El acuerdo alcanzado en París en 2015 fue, en gran parte, resultado de esa cooperación entre Estados Unidos y China.

A ese balance se le deben sumar dos claros fracasos: el de sus esfuerzos para hacer avanzar un entendimiento entre israelíes y palestinos y el cierre de la prisión de Guantánamo, en Cuba.

Dos días después de asumir el poder, Obama firmó un decreto ordenando el cierre de la prisión.

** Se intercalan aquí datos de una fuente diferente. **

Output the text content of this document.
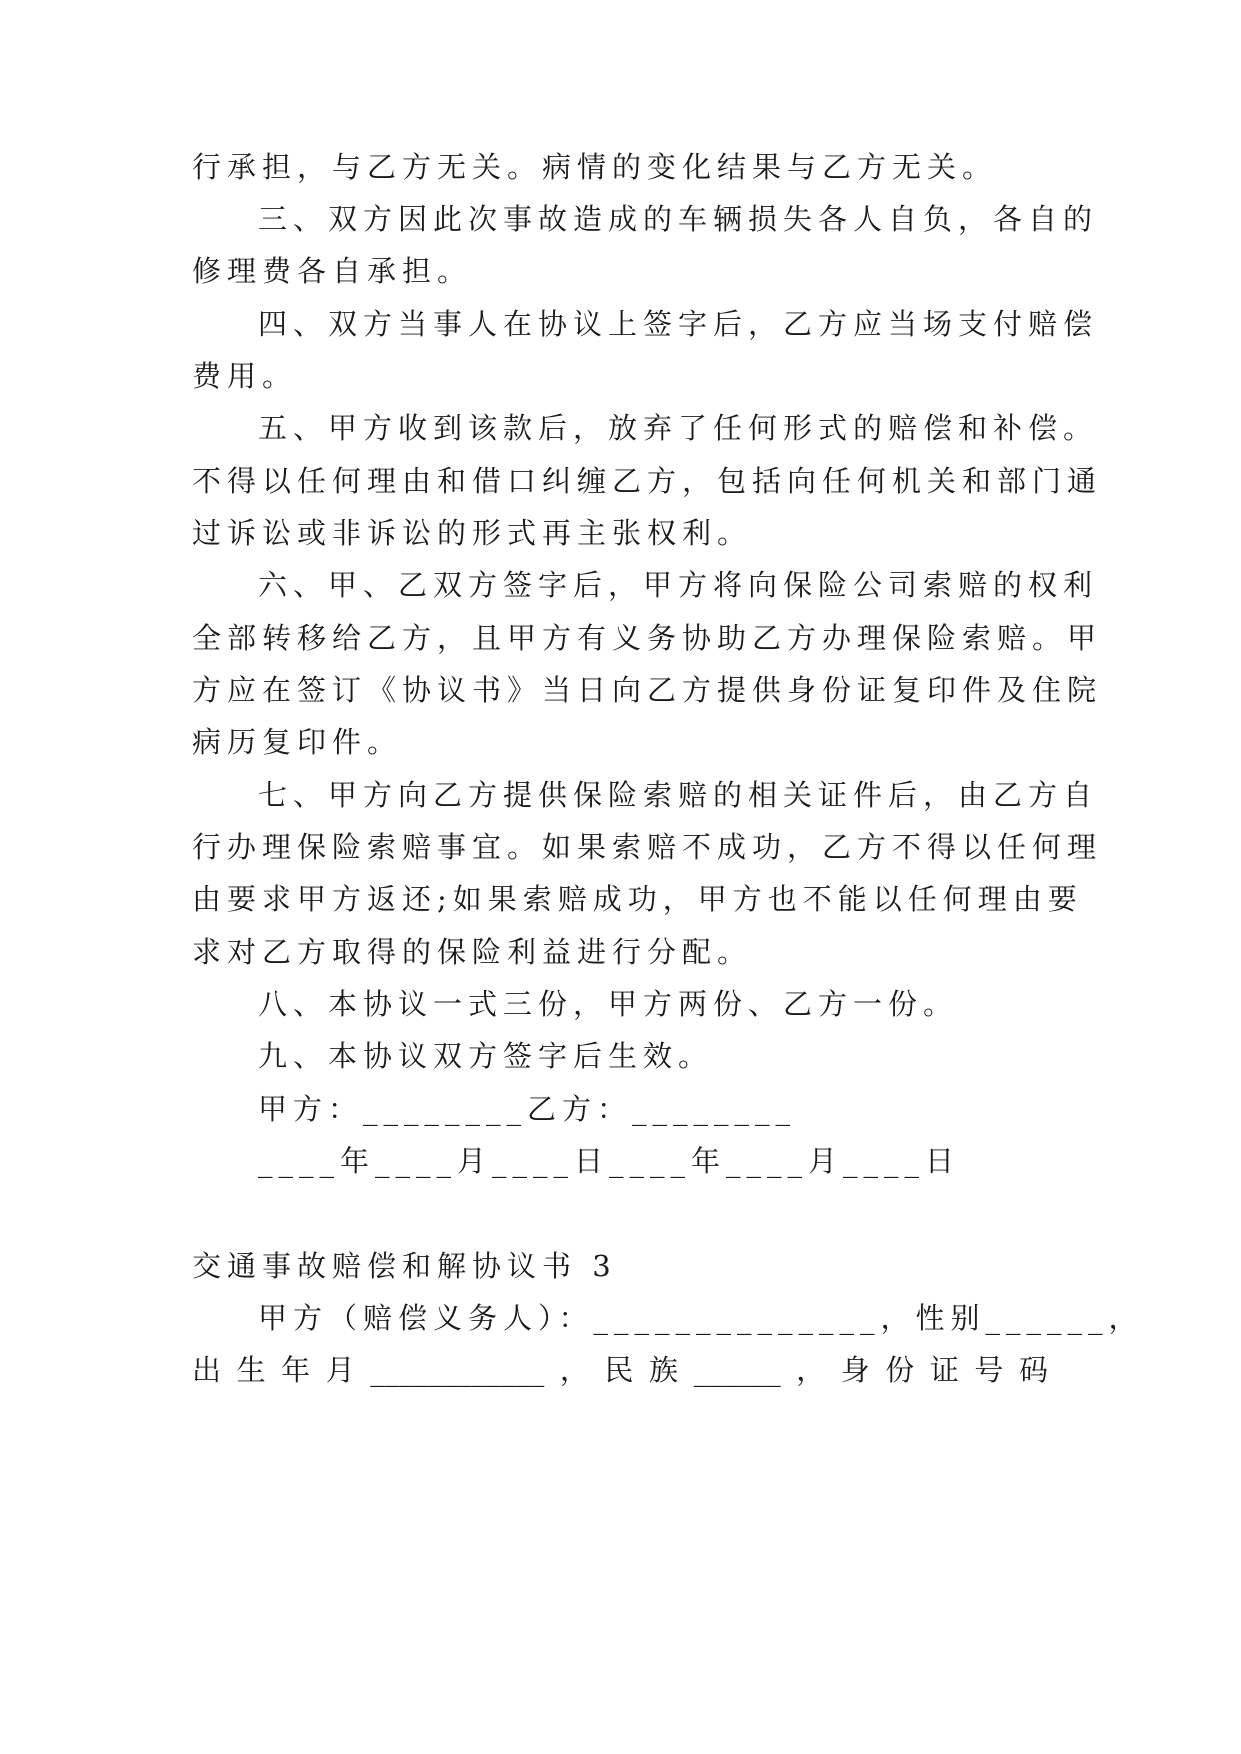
行承担，与乙方无关。病情的变化结果与乙方无关。
三、双方因此次事故造成的车辆损失各人自负，各自的
修理费各自承担。
四、双方当事人在协议上签字后，乙方应当场支付赔偿
费用。
五、甲方收到该款后，放弃了任何形式的赔偿和补偿。
不得以任何理由和借口纠缠乙方，包括向任何机关和部门通
过诉讼或非诉讼的形式再主张权利。
六、甲、乙双方签字后，甲方将向保险公司索赔的权利
全部转移给乙方，且甲方有义务协助乙方办理保险索赔。甲
方应在签订《协议书》当日向乙方提供身份证复印件及住院
病历复印件。
七、甲方向乙方提供保险索赔的相关证件后，由乙方自
行办理保险索赔事宜。如果索赔不成功，乙方不得以任何理
由要求甲方返还;如果索赔成功，甲方也不能以任何理由要
求对乙方取得的保险利益进行分配。
八、本协议一式三份，甲方两份、乙方一份。
九、本协议双方签字后生效。
甲方：________乙方：________
____年____月____日____年____月____日
交通事故赔偿和解协议书 3
甲方（赔偿义务人）：______________，性别______，
出生年月____________，民族______，身份证号码
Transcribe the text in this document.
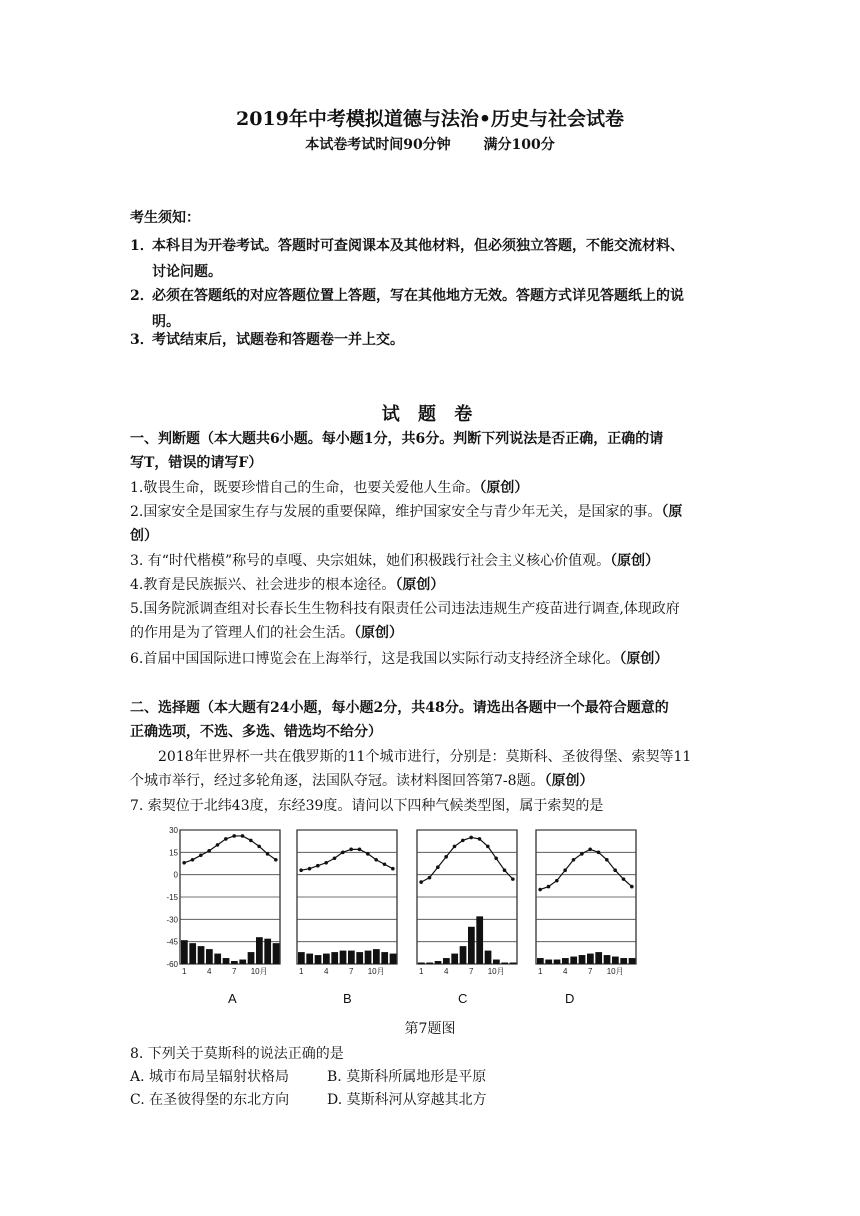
2019年中考模拟道德与法治•历史与社会试卷
本试卷考试时间90分钟　 满分100分
考生须知：
1．本科目为开卷考试。答题时可查阅课本及其他材料，但必须独立答题，不能交流材料、
讨论问题。
2．必须在答题纸的对应答题位置上答题，写在其他地方无效。答题方式详见答题纸上的说
明。
3．考试结束后，试题卷和答题卷一并上交。
试 题 卷
一、判断题（本大题共6小题。每小题1分，共6分。判断下列说法是否正确，正确的请
写T，错误的请写F）
1.敬畏生命，既要珍惜自己的生命，也要关爱他人生命。（原创）
2.国家安全是国家生存与发展的重要保障，维护国家安全与青少年无关，是国家的事。（原
创）
3. 有“时代楷模”称号的卓嘎、央宗姐妹，她们积极践行社会主义核心价值观。（原创）
4.教育是民族振兴、社会进步的根本途径。（原创）
5.国务院派调查组对长春长生生物科技有限责任公司违法违规生产疫苗进行调查,体现政府
的作用是为了管理人们的社会生活。（原创）
6.首届中国国际进口博览会在上海举行，这是我国以实际行动支持经济全球化。（原创）
二、选择题（本大题有24小题，每小题2分，共48分。请选出各题中一个最符合题意的
正确选项，不选、多选、错选均不给分）
2018年世界杯一共在俄罗斯的11个城市进行，分别是：莫斯科、圣彼得堡、索契等11
个城市举行，经过多轮角逐，法国队夺冠。读材料图回答第7-8题。（原创）
7. 索契位于北纬43度，东经39度。请问以下四种气候类型图，属于索契的是
30
15
0
-15
-30
-45
-60
1	4	7 10月	1	4	7 10月	1	4	7 10月	1	4	7 10月
A	B	C	D
第7题图
8. 下列关于莫斯科的说法正确的是
A. 城市布局呈辐射状格局	B. 莫斯科所属地形是平原
C. 在圣彼得堡的东北方向	D. 莫斯科河从穿越其北方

Ocho años más tarde, aunque con menos prisioneros, el centro de detención sigue activo.

Obama buscó también construir una nueva relación con América Latina, con varios viajes a la región, e impulsó un histórico acuerdo con Cuba para restablecer relaciones diplomáticas y dejar atrás medio siglo de enfrentamiento.

Consciente de que su legado podría ser desmontado -o por lo menos en parte- por Trump, Obama mantiene su optimismo.

Después de la victoria de Trump, Obama pidió a los estadounidenses que acepten que “la historia a veces avanza en zigzag”, pero que siempre se mueve hacia adelante.